Богунь так обрадовался, что едва не упал к ногам викария, и потом обнял его и чуть не пошел танцевать с ним вальс.

— Оставь, сумасшедший! Ведь я духовая особа.

— Вы святой человек! — проговорил Богунь в восторге.

— Стой! Есть еще и другие условия, о которых я едва не позабыл. Во-первых, под карой смертного греха обязываю, чтоб она исповедалась прежде, и, во-вторых, когда это должно совершиться?

— День еще не известен.

— Однако должен быть назначен.

— Дадим знать.

— А в какое время?

— Конечно, ночью и при закрытых дверях. Тотчас после венца молодые уедут на почтовых в Варшаву.

— Но когда же приблизительно?

— На этих днях.

— Следует дать мне знать с утра, — заметил викарий.

— В назначенный день, без всякой записки, без всякого уведомления, пришлю вам с утра на угощение дичи, это и будет условный знак.

Викарий кивнул головой.

— Эх вы, пустые, пустые головы! Никогда, видно, вы не будете умны и серьезны!

— Когда поседеем, отче.

— Но подобные вам головы, кажется…

— Не плешивеют и не седеют! — сказал, засмеявшись, Богунь. — Итак, имею честь кланяться и ухожу, потому что пропасть еще дел.

— А ты должен быть шафером?

Богунь поклонился, поцеловал ксендза и выбежал.

Он спешил сообщить счастливое известие в гостиницу, но не застал Валека. Его это удивило и рассердило немного, потому что Лузинский должен был ожидать его. Он спускался с лестницы в дурном расположении духа, когда попалась ему навстречу улыбавшаяся Ганка. Добряк никогда в жизни не отказывался ни от рюмки вина, ни от женской улыбки. Хотя он был и сердит, и хотя Ганка не отличалась красотой, однако он подошел к ней и начал дразнить.

— Зачем смеешься надо мною, черноглазая негодница? А?

— Потому, что вы ищете пана Лузинского и не найдете, а я знаю, где он.

— Знаешь? Ну, так скажи мне.

— О, нет, нет!.. А какая хорошенькая и молоденькая!..

— Какая хорошенькая? — прервал Богунь. — Где?

— Не выдавайте только меня, — шепнула Ганка, — а хотелось бы мне отомстить ему, чтоб вы застали его с нею. Это такой обманщик, какого и свет не производил.

— А тебя не обманул?

— Меня? Нет, я не таковская.

Богунь пожал плечами.

— А кого же он обманул?

— Э, что толковать об этом! Лучше промолчать.

Богунь сунул ей рубль и шепнул:

— Клянусь тебе, что не скажу никому. Кого же он обманул?
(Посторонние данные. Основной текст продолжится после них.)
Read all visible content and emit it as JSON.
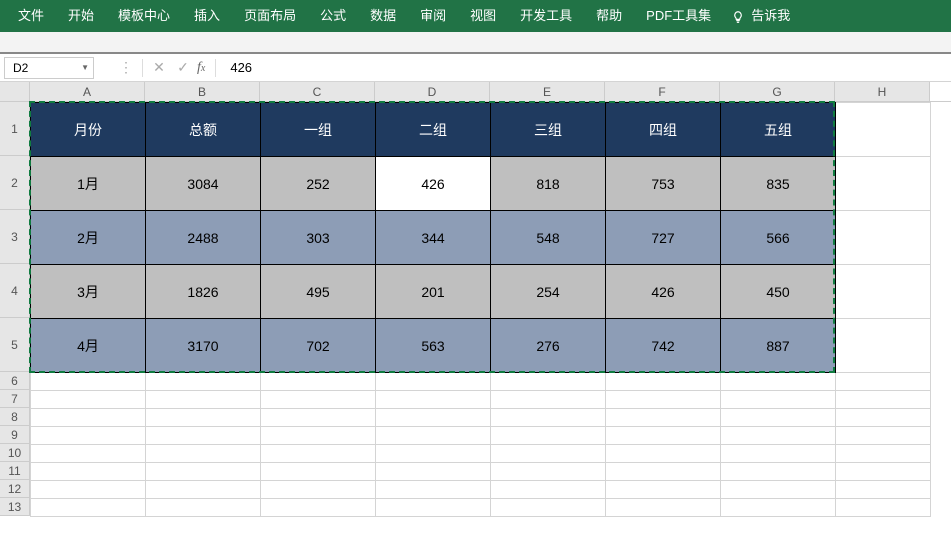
{
  "menu": {
    "items": [
      "文件",
      "开始",
      "模板中心",
      "插入",
      "页面布局",
      "公式",
      "数据",
      "审阅",
      "视图",
      "开发工具",
      "帮助",
      "PDF工具集"
    ],
    "tell_me": "告诉我"
  },
  "namebox": {
    "value": "D2"
  },
  "formula": {
    "value": "426"
  },
  "columns": [
    "A",
    "B",
    "C",
    "D",
    "E",
    "F",
    "G",
    "H"
  ],
  "row_nums_tall": [
    "1",
    "2",
    "3",
    "4",
    "5"
  ],
  "row_nums_short": [
    "6",
    "7",
    "8",
    "9",
    "10",
    "11",
    "12",
    "13"
  ],
  "table": {
    "headers": [
      "月份",
      "总额",
      "一组",
      "二组",
      "三组",
      "四组",
      "五组"
    ],
    "rows": [
      [
        "1月",
        "3084",
        "252",
        "426",
        "818",
        "753",
        "835"
      ],
      [
        "2月",
        "2488",
        "303",
        "344",
        "548",
        "727",
        "566"
      ],
      [
        "3月",
        "1826",
        "495",
        "201",
        "254",
        "426",
        "450"
      ],
      [
        "4月",
        "3170",
        "702",
        "563",
        "276",
        "742",
        "887"
      ]
    ]
  },
  "active_cell": {
    "row": 0,
    "col": 3
  },
  "chart_data": {
    "type": "table",
    "title": "",
    "columns": [
      "月份",
      "总额",
      "一组",
      "二组",
      "三组",
      "四组",
      "五组"
    ],
    "rows": [
      {
        "月份": "1月",
        "总额": 3084,
        "一组": 252,
        "二组": 426,
        "三组": 818,
        "四组": 753,
        "五组": 835
      },
      {
        "月份": "2月",
        "总额": 2488,
        "一组": 303,
        "二组": 344,
        "三组": 548,
        "四组": 727,
        "五组": 566
      },
      {
        "月份": "3月",
        "总额": 1826,
        "一组": 495,
        "二组": 201,
        "三组": 254,
        "四组": 426,
        "五组": 450
      },
      {
        "月份": "4月",
        "总额": 3170,
        "一组": 702,
        "二组": 563,
        "三组": 276,
        "四组": 742,
        "五组": 887
      }
    ]
  }
}
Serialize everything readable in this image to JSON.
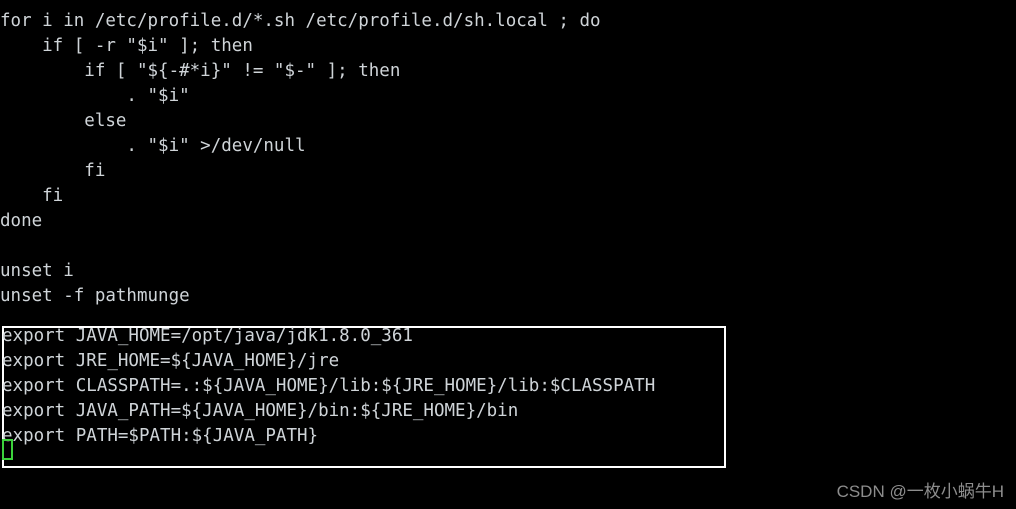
{
  "terminal": {
    "background_color": "#000000",
    "foreground_color": "#cfd4d8",
    "box_border_color": "#ffffff",
    "cursor_color": "#3cd23c"
  },
  "script_lines": [
    "for i in /etc/profile.d/*.sh /etc/profile.d/sh.local ; do",
    "    if [ -r \"$i\" ]; then",
    "        if [ \"${-#*i}\" != \"$-\" ]; then",
    "            . \"$i\"",
    "        else",
    "            . \"$i\" >/dev/null",
    "        fi",
    "    fi",
    "done",
    "",
    "unset i",
    "unset -f pathmunge"
  ],
  "export_block": {
    "lines": [
      "export JAVA_HOME=/opt/java/jdk1.8.0_361",
      "export JRE_HOME=${JAVA_HOME}/jre",
      "export CLASSPATH=.:${JAVA_HOME}/lib:${JRE_HOME}/lib:$CLASSPATH",
      "export JAVA_PATH=${JAVA_HOME}/bin:${JRE_HOME}/bin",
      "export PATH=$PATH:${JAVA_PATH}"
    ]
  },
  "cursor": {
    "label": "block-cursor"
  },
  "watermark": {
    "text": "CSDN @一枚小蜗牛H"
  }
}
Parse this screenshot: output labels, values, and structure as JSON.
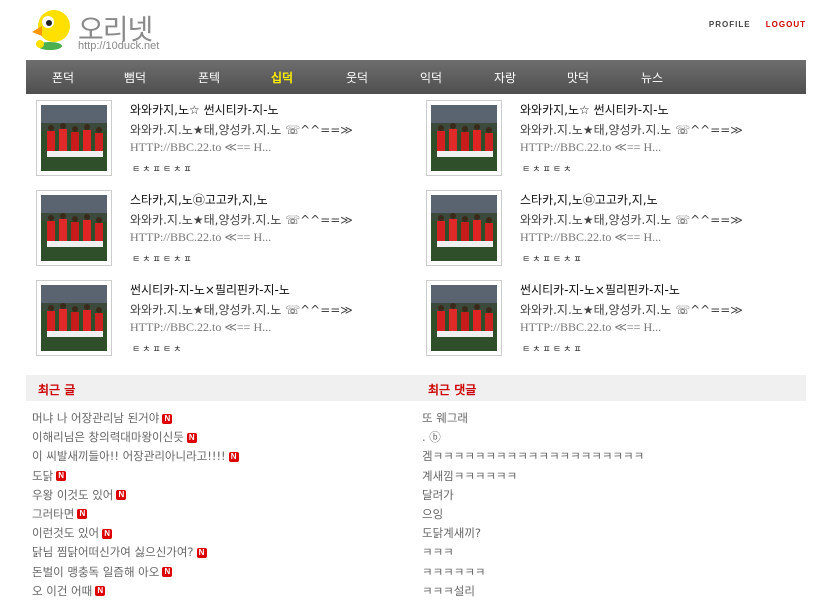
{
  "header": {
    "brand": "오리넷",
    "url": "http://10duck.net",
    "links": {
      "profile": "PROFILE",
      "logout": "LOGOUT"
    }
  },
  "nav": {
    "items": [
      "폰덕",
      "뻠덕",
      "폰텍",
      "십덕",
      "웃덕",
      "익덕",
      "자랑",
      "맛덕",
      "뉴스"
    ],
    "active": "십덕"
  },
  "posts": [
    {
      "title": "와와카지,노☆ 썬시티카-지-노",
      "desc": "와와카.지.노★태,양성카.지.노 ☏^^==≫",
      "link": "HTTP://BBC.22.to ≪== H...",
      "tags": "ㅌㅊㅍㅌㅊㅍ"
    },
    {
      "title": "와와카지,노☆ 썬시티카-지-노",
      "desc": "와와카.지.노★태,양성카.지.노 ☏^^==≫",
      "link": "HTTP://BBC.22.to ≪== H...",
      "tags": "ㅌㅊㅍㅌㅊ"
    },
    {
      "title": "스타카,지,노㉤고고카,지,노",
      "desc": "와와카.지.노★태,양성카.지.노 ☏^^==≫",
      "link": "HTTP://BBC.22.to ≪== H...",
      "tags": "ㅌㅊㅍㅌㅊㅍ"
    },
    {
      "title": "스타카,지,노㉤고고카,지,노",
      "desc": "와와카.지.노★태,양성카.지.노 ☏^^==≫",
      "link": "HTTP://BBC.22.to ≪== H...",
      "tags": "ㅌㅊㅍㅌㅊㅍ"
    },
    {
      "title": "썬시티카-지-노×필리핀카-지-노",
      "desc": "와와카.지.노★태,양성카.지.노 ☏^^==≫",
      "link": "HTTP://BBC.22.to ≪== H...",
      "tags": "ㅌㅊㅍㅌㅊ"
    },
    {
      "title": "썬시티카-지-노×필리핀카-지-노",
      "desc": "와와카.지.노★태,양성카.지.노 ☏^^==≫",
      "link": "HTTP://BBC.22.to ≪== H...",
      "tags": "ㅌㅊㅍㅌㅊㅍ"
    }
  ],
  "recent_posts": {
    "heading": "최근 글",
    "new_badge": "N",
    "items": [
      "머냐 나 어장관리남 된거야",
      "이해리님은 창의력대마왕이신듯",
      "이 씨발새끼들아!! 어장관리아니라고!!!!",
      "도닭",
      "우왕 이것도 있어",
      "그러타면",
      "이런것도 있어",
      "닭님 찜닭어떠신가여 싫으신가여?",
      "돈벌이 맹충독 일즘해 아오",
      "오 이건 어때"
    ]
  },
  "recent_comments": {
    "heading": "최근 댓글",
    "items": [
      "또 웨그래",
      ". ⓑ",
      "겜ㅋㅋㅋㅋㅋㅋㅋㅋㅋㅋㅋㅋㅋㅋㅋㅋㅋㅋㅋㅋ",
      "계새낌ㅋㅋㅋㅋㅋㅋ",
      "달려가",
      "으잉",
      "도닭계새끼?",
      "ㅋㅋㅋ",
      "ㅋㅋㅋㅋㅋㅋ",
      "ㅋㅋㅋ설리"
    ]
  },
  "colors": {
    "nav_bg": "#5a5a5a",
    "nav_active": "#ffee00",
    "heading_red": "#cc0000",
    "badge_red": "#dd0000"
  },
  "icons": {
    "logo": "duck-mascot-icon",
    "badge": "new-badge-icon"
  }
}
Девушка боязливо осмотрелась.

— Он вскружил голову самой хозяйке, — сказала она, — а обманывает, потому что не женится.

— Конечно, — заметил Богунь.

— Видите ли, а кроме этого, обманывает еще гробовщицу.

— Кого?

— Дочь мастера, который делает гробы. Ступайте осторожно к монастырскому саду. В переулке против калитки увидите лавку гробовщика; на гробе сидит там целый день молоденькая девушка. Если его нет там в настоящую минуту, то сейчас будет. О, жаль бедную девушку!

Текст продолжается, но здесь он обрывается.